Statins are prescription drugs that reduce the production of cholesterol by the liver. The most popular statins are:
We understand that there is negative public sentiment about taking statins to achieve lipid lowering goals. The most common worries are that this medication is toxic to the liver and that it damages muscles.
In our understanding of the credible research, these concerns are overblown. The literature in the field tells us that the risk of serious side effects to the liver, muscles, or kidneys with this class of drug is minimal in low doses.
Therefore, in our practice we spend a lot of time trying to convince patients that a very small dose of this medication may be necessary if we are unable to achieve our goals through supplements, diet, weight loss, and exercise.
When it is indicated, we will prescribe statins along with a comprehensive approach to reducing elevated cholesterol. This comprehensive approach puts an emphasis on improvements in lifestyle and nutrition. As always, patient safety is our Number One concern.
Statins block the enzyme in the liver that is responsible for making cholesterol.
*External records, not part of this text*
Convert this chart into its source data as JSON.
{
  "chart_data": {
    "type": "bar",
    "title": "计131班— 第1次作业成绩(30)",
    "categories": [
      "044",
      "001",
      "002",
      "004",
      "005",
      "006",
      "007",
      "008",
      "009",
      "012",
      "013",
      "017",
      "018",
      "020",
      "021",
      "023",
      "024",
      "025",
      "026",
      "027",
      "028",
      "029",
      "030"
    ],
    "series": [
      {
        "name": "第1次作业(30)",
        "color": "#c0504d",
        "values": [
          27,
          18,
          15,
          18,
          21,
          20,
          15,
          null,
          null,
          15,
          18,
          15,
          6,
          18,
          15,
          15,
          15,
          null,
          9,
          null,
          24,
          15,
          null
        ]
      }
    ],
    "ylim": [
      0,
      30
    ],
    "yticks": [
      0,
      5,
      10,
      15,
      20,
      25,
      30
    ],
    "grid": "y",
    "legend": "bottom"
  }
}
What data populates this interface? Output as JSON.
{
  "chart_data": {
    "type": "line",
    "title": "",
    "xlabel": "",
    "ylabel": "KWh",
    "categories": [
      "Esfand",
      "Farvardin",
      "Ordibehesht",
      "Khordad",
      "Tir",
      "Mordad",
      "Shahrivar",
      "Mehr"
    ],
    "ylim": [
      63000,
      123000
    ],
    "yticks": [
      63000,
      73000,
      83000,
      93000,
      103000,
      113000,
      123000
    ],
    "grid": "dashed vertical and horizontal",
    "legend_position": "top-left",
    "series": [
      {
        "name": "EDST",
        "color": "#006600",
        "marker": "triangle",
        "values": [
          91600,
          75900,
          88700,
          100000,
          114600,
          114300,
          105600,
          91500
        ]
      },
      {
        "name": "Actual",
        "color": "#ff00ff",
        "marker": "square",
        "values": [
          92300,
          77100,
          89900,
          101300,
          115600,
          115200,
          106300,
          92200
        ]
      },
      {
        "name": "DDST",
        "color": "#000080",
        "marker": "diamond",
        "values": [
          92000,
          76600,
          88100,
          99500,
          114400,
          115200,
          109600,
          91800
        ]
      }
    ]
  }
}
While every cell in the body needs cholesterol in order to function normally, too much cholesterol in the bloodstream can contribute to the buildup of cholesterol-containing plaque within the arteries. This condition is called atherosclerosis.
As plaque accumulates on the artery walls over time, it can reduce or even block the flow of blood to the tissues that the arteries supply. If plaque narrows an artery significantly, or if it ruptures and forms a blood clot that obstructs blood flow, a vascular event such as heart attack or stroke can occur.
If the heart doesn’t get enough blood from the arteries that supply it, the result is angina (chest pain) or a heart attack. If the brain doesn’t get enough blood, the result is a stroke. If the legs don’t get enough blood, the result is intermittent claudication (pain in the legs while walking).
By reducing cholesterol production, statins can slow the formation of new plaque and occasionally even reduce the amount of plaque that already exists. Statins may also stabilize plaque so that it is less apt to rupture and form clots, but the mechanisms of this are not fully understood.
Statins also reduce inflammation. It is now believed that inflammation in the artery walls may be an important contributor to atherosclerosis.
Thus we find that statins are our friend when used in low doses and where specifically indicated. We determine that need by doing advanced lipid testing. The low doses can work when used with specific supplements and lifestyle modification.